A City law firm owner who falsified bank statements to hide a £2.1 million shortage in the client account has been struck off the roll. The Solicitors Disciplinary Tribunal also found that Jude Fletcher, who practised with London firm Fletcher Day, misappropriated almost £1m of client money for his own gain – going by a different name for six years to conceal what he was doing.

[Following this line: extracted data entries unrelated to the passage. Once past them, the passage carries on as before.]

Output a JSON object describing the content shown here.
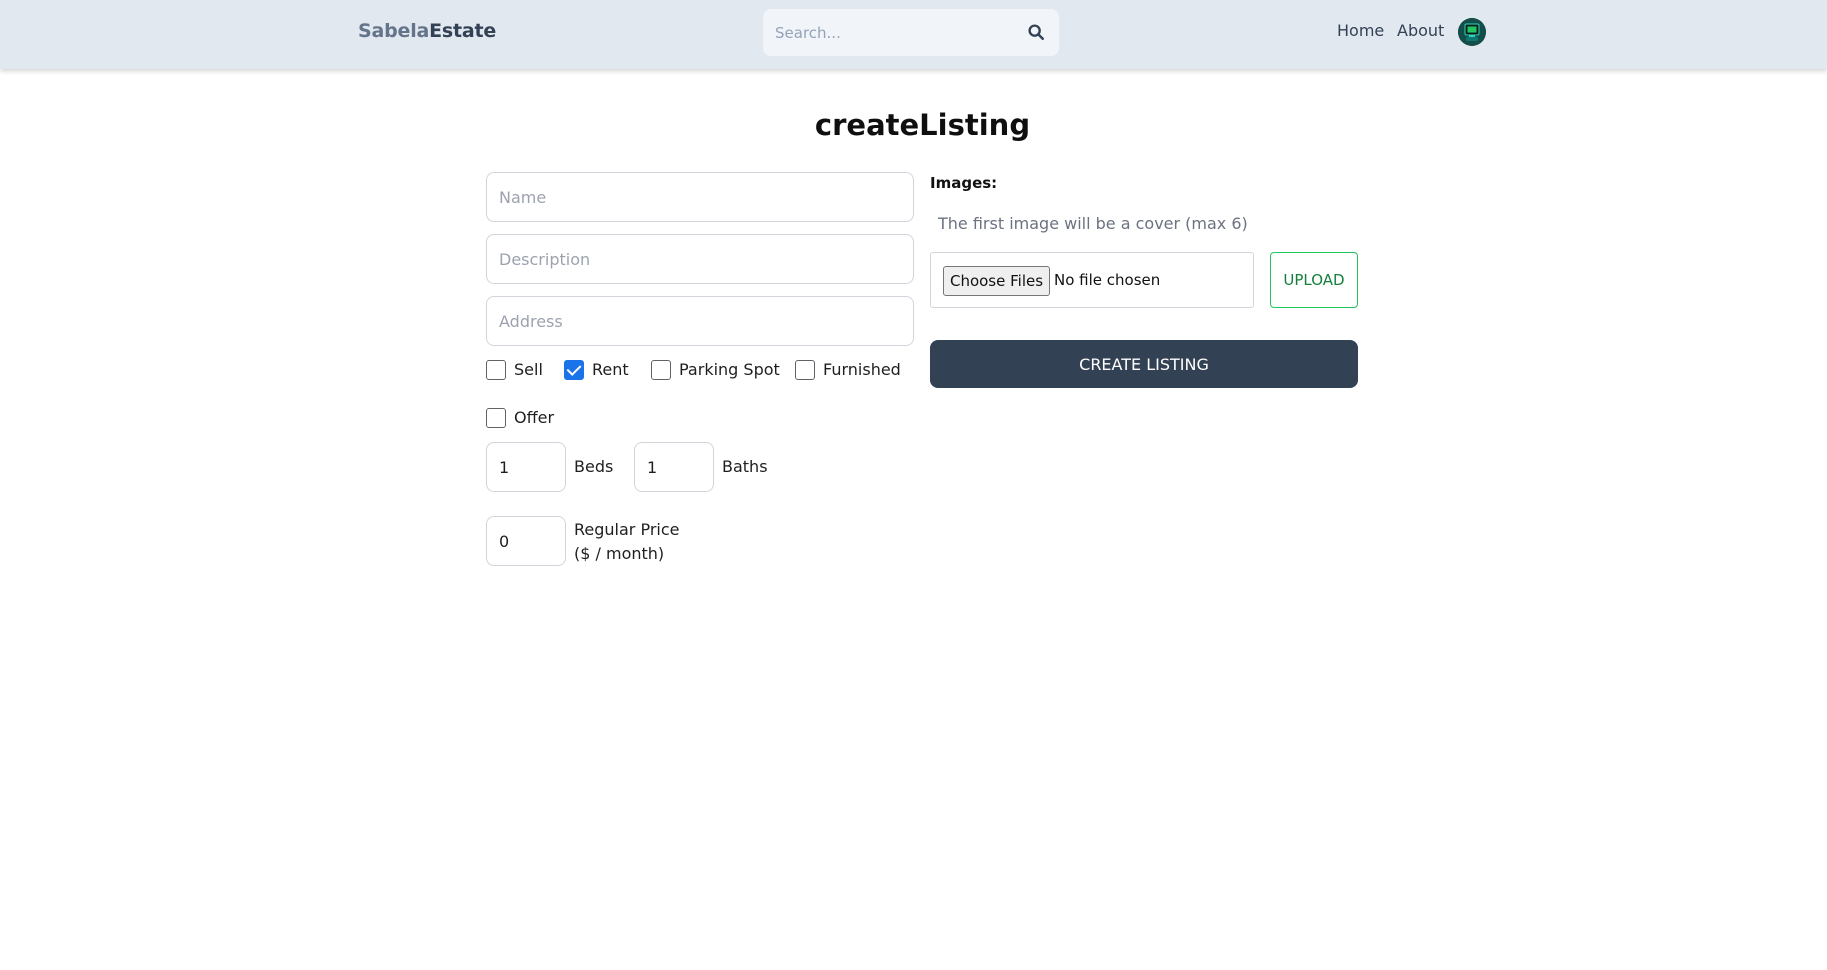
{
  "header": {
    "logo_part1": "Sabela",
    "logo_part2": "Estate",
    "search_placeholder": "Search...",
    "nav": {
      "home": "Home",
      "about": "About"
    }
  },
  "page": {
    "title": "createListing"
  },
  "form": {
    "name_placeholder": "Name",
    "description_placeholder": "Description",
    "address_placeholder": "Address",
    "options": [
      {
        "label": "Sell",
        "checked": false
      },
      {
        "label": "Rent",
        "checked": true
      },
      {
        "label": "Parking Spot",
        "checked": false
      },
      {
        "label": "Furnished",
        "checked": false
      },
      {
        "label": "Offer",
        "checked": false
      }
    ],
    "beds": {
      "value": "1",
      "label": "Beds"
    },
    "baths": {
      "value": "1",
      "label": "Baths"
    },
    "price": {
      "value": "0",
      "label_line1": "Regular Price",
      "label_line2": "($ / month)"
    }
  },
  "images": {
    "label": "Images:",
    "hint": "The first image will be a cover (max 6)",
    "choose_label": "Choose Files",
    "file_status": "No file chosen",
    "upload_label": "UPLOAD"
  },
  "actions": {
    "create_label": "CREATE LISTING"
  },
  "colors": {
    "header_bg": "#e2e8f0",
    "primary": "#334155",
    "upload_accent": "#15803d",
    "checkbox_checked": "#1a73e8"
  }
}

Fletcher, admitted in 1999, did not appear at the hearing and largely did not engage with the disciplinary process.

The tribunal said he had abused his position as the sole person with access to one of the firm’s accounts and had been proven to be dishonest. ‘Mr Fletcher was wholly and solely responsible for the circumstances giving rise to his misconduct,’ added the tribunal. ‘He was an experienced solicitor who was fully aware of his regulatory obligations; he acted in total disregard of those obligations for his own purposes.’

The Solicitors Regulation Authority closed down Fletcher Day in 2023 after being alerted by the firm’s compliance officer that HM Revenue & Customs had issued a winding petition over a £1.2m outstanding debt.

It was found that Fletcher had provided the firm’s cashier with a Metro Bank statement showing that £2.1m was held in the account. Only Fletcher himself could access this account, which was in the name of the LLP, while the firm had three accounts with Lloyds.

But forensic investigators found that there was just £3,242 cash in the Metro account and a shortage of £2.1m in the Lloyds accounts. Part of the shortage was caused by regular payments being made to an individual called Jude Grammer, which was an alias of Jude Fletcher.

The SRA told the tribunal that by transferring funds from the firm’s Lloyds client account into the Metro account to which he had sole access and then making payments to himself or others out of the Metro account, Fletcher deliberately sought to misappropriate client funds.

The tribunal found that Fletcher knew that he had taken client monies and used those monies in an impermissible way. Taking client funds for his personal benefit, fabricating the appearance of legitimate transactions, and operating accounts to which only he had access was all dishonest conduct.

The tribunal further found that when the firm was still operating, Fletcher had provided the SRA with falsified bank statements to conceal the true financial position. He had also misled clients who believed that he had safeguarded their monies.

Fletcher was struck off the roll and ordered to pay £65,000 costs.